Education majors enjoyed grade point averages that were .5 to .8 grade points higher than students in the other college majors. At the University of Missouri, for instance, the average education major has a 3.80 GPA versus 2.99 GPA (science, math, econ majors), 3.12 GPA (social science majors) and 3.16 GPA (humanities majors).
So it is easy for teachers with lower SAT scores to get much higher grades than other applicants to non-teaching programs with much higher SAT scores. It doesn’t sound like the smartest people go to teachers college. Nor does it sound as if they learn anything very challenging when they are there.
Are teachers doing a good job of teaching useful skills?
CNN sheds some light on how well teachers perform.

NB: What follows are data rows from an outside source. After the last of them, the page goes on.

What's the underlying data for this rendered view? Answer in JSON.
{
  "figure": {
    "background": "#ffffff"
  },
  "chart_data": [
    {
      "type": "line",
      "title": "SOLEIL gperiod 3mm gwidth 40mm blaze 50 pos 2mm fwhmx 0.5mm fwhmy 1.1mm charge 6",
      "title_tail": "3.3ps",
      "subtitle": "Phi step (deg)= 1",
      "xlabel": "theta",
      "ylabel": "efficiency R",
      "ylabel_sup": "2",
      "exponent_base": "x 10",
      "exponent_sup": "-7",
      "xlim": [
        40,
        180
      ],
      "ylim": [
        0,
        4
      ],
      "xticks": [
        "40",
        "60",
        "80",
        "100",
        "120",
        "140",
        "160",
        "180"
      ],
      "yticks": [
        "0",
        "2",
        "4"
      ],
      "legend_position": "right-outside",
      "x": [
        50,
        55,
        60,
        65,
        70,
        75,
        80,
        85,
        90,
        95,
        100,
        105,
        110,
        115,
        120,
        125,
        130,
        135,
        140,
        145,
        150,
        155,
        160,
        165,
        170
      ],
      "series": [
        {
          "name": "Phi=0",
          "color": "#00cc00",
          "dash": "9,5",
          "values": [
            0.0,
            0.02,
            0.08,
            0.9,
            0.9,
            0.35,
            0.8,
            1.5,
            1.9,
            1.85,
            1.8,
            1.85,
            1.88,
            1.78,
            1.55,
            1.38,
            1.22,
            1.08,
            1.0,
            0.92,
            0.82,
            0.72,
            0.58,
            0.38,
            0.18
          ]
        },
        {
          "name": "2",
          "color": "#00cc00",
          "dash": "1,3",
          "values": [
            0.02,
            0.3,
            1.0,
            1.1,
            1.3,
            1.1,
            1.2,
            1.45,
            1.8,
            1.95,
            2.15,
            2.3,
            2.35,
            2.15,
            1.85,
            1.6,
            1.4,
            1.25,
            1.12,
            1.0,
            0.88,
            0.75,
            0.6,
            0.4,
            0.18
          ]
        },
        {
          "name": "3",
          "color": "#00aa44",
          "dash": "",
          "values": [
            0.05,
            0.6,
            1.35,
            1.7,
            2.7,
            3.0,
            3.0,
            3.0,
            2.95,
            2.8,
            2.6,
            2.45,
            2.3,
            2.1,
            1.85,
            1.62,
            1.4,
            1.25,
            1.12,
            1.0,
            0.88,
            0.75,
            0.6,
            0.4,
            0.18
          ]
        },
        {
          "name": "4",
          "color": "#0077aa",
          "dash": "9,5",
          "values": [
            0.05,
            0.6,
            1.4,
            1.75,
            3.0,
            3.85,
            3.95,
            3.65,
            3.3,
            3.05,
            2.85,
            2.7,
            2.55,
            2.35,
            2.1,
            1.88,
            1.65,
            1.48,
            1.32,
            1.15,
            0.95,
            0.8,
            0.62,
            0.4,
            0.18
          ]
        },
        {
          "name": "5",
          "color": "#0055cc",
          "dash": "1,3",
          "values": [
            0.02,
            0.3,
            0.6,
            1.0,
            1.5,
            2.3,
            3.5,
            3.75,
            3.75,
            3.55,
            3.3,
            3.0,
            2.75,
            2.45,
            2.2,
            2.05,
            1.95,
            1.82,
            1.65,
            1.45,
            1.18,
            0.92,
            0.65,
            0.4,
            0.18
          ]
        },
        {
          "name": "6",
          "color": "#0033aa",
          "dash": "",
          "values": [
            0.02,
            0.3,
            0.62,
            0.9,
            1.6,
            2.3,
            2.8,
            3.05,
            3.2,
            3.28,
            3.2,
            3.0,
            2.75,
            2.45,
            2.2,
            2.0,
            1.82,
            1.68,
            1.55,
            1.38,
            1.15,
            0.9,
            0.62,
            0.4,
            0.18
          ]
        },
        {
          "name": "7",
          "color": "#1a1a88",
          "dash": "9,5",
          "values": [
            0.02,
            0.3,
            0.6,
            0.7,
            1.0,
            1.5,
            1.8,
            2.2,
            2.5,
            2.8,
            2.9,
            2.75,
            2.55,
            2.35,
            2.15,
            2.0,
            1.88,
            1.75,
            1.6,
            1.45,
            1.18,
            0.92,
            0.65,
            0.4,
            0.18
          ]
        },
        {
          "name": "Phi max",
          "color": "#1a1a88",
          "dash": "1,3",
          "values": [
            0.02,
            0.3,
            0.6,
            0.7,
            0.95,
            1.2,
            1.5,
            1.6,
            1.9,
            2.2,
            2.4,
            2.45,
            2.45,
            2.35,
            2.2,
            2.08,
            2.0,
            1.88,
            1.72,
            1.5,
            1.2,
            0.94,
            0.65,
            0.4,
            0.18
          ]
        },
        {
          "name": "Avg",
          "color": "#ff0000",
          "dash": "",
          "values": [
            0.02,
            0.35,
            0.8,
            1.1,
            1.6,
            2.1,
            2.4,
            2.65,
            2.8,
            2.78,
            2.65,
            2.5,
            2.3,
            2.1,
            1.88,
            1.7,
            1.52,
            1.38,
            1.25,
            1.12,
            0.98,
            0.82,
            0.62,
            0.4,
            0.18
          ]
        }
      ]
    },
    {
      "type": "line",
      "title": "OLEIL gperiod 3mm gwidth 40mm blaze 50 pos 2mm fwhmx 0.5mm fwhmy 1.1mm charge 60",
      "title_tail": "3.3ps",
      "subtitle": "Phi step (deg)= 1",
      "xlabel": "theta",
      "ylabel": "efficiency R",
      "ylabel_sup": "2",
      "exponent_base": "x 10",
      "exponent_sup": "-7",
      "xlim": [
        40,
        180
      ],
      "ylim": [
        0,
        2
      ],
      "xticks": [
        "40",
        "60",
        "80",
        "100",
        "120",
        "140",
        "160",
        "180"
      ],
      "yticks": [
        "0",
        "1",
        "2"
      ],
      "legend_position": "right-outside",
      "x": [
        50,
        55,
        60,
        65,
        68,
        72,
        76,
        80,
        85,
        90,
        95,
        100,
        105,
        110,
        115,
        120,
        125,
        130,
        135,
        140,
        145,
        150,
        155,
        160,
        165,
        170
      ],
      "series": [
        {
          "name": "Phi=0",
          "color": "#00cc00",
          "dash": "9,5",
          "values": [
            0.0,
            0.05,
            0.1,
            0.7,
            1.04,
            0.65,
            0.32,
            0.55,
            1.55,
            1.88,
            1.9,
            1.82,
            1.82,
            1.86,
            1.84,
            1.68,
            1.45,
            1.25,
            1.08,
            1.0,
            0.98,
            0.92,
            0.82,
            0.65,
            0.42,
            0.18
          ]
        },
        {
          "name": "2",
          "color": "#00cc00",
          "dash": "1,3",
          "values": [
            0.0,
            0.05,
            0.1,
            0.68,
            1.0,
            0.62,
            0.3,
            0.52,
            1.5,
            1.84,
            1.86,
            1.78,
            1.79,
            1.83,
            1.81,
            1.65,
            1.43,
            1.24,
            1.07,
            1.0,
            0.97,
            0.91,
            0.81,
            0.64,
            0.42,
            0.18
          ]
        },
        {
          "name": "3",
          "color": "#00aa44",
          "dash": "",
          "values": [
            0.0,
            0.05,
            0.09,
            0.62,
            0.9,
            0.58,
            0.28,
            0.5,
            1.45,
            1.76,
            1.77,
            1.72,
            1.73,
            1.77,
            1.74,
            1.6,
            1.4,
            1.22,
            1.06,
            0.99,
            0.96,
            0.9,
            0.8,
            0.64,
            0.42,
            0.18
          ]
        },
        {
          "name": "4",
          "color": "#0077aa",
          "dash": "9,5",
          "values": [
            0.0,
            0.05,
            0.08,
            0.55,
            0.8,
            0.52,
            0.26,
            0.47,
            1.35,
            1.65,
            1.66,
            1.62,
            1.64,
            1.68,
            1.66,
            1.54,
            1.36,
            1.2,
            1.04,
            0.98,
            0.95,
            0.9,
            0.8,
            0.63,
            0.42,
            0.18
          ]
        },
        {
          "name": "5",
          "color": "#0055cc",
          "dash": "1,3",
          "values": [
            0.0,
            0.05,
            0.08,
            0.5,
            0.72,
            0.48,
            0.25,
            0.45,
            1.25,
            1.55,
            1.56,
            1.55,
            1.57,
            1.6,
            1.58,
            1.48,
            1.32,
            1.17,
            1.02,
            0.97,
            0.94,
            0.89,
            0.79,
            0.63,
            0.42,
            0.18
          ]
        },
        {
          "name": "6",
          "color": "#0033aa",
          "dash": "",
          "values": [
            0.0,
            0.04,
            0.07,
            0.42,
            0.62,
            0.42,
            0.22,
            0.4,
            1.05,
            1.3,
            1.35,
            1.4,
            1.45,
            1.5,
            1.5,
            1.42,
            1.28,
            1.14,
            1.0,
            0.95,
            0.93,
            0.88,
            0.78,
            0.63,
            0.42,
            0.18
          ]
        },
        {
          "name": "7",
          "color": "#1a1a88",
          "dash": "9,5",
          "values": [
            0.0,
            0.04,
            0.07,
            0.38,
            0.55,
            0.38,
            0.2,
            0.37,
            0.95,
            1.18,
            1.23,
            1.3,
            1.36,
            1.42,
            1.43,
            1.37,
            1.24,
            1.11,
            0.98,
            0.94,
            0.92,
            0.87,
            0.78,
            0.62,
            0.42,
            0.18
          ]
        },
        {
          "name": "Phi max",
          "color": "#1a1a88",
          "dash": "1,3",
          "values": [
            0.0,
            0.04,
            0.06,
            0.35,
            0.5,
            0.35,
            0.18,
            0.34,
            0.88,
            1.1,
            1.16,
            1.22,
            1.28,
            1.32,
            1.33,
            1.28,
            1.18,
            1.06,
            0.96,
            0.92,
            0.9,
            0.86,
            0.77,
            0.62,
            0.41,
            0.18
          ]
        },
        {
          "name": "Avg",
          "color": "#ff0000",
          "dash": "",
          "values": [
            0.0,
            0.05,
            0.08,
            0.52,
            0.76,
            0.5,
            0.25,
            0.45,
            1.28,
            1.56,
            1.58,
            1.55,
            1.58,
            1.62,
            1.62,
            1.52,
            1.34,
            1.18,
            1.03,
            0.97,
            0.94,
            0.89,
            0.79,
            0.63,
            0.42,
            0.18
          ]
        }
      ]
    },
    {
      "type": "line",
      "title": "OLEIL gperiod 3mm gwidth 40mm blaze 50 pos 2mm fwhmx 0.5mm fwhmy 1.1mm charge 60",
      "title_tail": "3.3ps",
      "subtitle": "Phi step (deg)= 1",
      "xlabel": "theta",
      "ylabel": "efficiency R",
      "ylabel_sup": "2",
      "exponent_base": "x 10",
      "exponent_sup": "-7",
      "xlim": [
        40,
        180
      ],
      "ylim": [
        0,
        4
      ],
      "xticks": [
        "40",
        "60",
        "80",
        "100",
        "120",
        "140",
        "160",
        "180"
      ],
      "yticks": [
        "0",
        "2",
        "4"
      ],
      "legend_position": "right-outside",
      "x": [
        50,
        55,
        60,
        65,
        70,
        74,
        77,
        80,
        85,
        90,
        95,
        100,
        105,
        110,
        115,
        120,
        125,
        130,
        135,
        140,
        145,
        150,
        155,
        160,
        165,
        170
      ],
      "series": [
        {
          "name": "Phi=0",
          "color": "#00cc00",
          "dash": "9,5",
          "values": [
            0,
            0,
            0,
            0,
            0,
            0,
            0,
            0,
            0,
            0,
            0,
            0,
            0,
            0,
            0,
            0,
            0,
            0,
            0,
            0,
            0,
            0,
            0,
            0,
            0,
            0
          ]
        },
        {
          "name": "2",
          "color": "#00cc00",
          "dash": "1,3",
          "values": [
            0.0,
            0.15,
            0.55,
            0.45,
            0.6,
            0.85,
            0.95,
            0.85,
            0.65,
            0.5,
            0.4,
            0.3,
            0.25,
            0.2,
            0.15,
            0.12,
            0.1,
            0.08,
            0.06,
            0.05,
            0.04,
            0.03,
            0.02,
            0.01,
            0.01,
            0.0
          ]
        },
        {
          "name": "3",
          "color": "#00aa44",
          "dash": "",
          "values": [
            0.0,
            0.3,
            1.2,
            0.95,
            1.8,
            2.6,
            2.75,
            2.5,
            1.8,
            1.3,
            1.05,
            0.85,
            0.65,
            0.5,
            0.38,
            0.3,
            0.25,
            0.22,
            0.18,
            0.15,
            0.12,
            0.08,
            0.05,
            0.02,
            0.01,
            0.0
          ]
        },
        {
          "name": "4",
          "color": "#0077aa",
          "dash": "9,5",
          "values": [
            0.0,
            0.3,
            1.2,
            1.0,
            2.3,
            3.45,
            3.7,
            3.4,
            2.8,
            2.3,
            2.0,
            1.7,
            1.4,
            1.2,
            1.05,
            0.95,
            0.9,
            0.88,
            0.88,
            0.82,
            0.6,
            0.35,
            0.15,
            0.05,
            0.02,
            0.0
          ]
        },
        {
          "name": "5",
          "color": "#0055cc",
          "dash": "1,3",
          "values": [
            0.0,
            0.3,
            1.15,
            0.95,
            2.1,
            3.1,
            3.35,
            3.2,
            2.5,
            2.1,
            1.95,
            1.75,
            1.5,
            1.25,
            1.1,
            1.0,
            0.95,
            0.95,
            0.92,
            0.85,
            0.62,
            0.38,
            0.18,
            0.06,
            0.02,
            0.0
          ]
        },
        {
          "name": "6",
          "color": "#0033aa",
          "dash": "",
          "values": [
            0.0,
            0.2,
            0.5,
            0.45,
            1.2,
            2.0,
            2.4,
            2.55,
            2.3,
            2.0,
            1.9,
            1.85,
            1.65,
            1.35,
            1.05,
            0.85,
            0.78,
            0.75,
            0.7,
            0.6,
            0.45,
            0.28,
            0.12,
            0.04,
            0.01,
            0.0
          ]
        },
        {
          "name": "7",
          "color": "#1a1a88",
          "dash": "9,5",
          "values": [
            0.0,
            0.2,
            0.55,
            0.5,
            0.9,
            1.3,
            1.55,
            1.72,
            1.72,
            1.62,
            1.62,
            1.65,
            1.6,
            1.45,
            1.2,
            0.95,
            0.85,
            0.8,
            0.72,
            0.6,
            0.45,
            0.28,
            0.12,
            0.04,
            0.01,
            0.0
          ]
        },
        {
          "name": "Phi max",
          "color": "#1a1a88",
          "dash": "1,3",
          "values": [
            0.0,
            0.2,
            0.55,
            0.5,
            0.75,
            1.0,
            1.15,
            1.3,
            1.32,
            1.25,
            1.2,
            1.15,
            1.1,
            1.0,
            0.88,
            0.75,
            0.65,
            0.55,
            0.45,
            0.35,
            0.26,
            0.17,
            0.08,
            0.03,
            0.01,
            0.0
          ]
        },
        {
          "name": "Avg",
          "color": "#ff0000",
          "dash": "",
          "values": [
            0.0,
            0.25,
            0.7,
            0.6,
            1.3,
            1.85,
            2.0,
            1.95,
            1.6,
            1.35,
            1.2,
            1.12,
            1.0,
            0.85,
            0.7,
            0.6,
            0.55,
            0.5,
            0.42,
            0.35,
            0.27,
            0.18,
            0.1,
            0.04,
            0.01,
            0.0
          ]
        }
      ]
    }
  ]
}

Last week, the College Board dealt parents, teachers and the education world a serious blow. According to its latest test results, “SAT reading scores for the high school class of 2011 were the lowest on record, and combined reading and math scores fell to their lowest point since 1995.”
The reading scores, which stand at 497, are noticeably lower than just six years ago, when they stood at 508. And it’s just the second time in the last 20 years that reading scores have dropped so precipitously in a single year.
[…]The 2011 budget for the Department of Education is estimated to top $70 billion, while overall spending on public elementary and secondary education is about $600 billion a year. By comparison, in 1972, before the Department of Education even existed, SAT critical reading scores for college-bound seniors were above 525, more than 20 points higher than they are today, while today’s math scores are only slightly better than in 1972.
So, not only are these highly-paid teachers less intelligent (on average) than other college applicants, but they also fail to educate our children properly. And we are forced to pay them, through taxes, regardless of how they perform. Our children who are suffering from this failed monopoly.
Do teacher unions improve teacher quality?
And do you know who protects bad teachers from being fired, and prevents good teachers from being paid more?
This is why we need to abolish the federal Department of Education and teacher unions. Why are we paying these people ridiculous salaries and benefits to fail our children?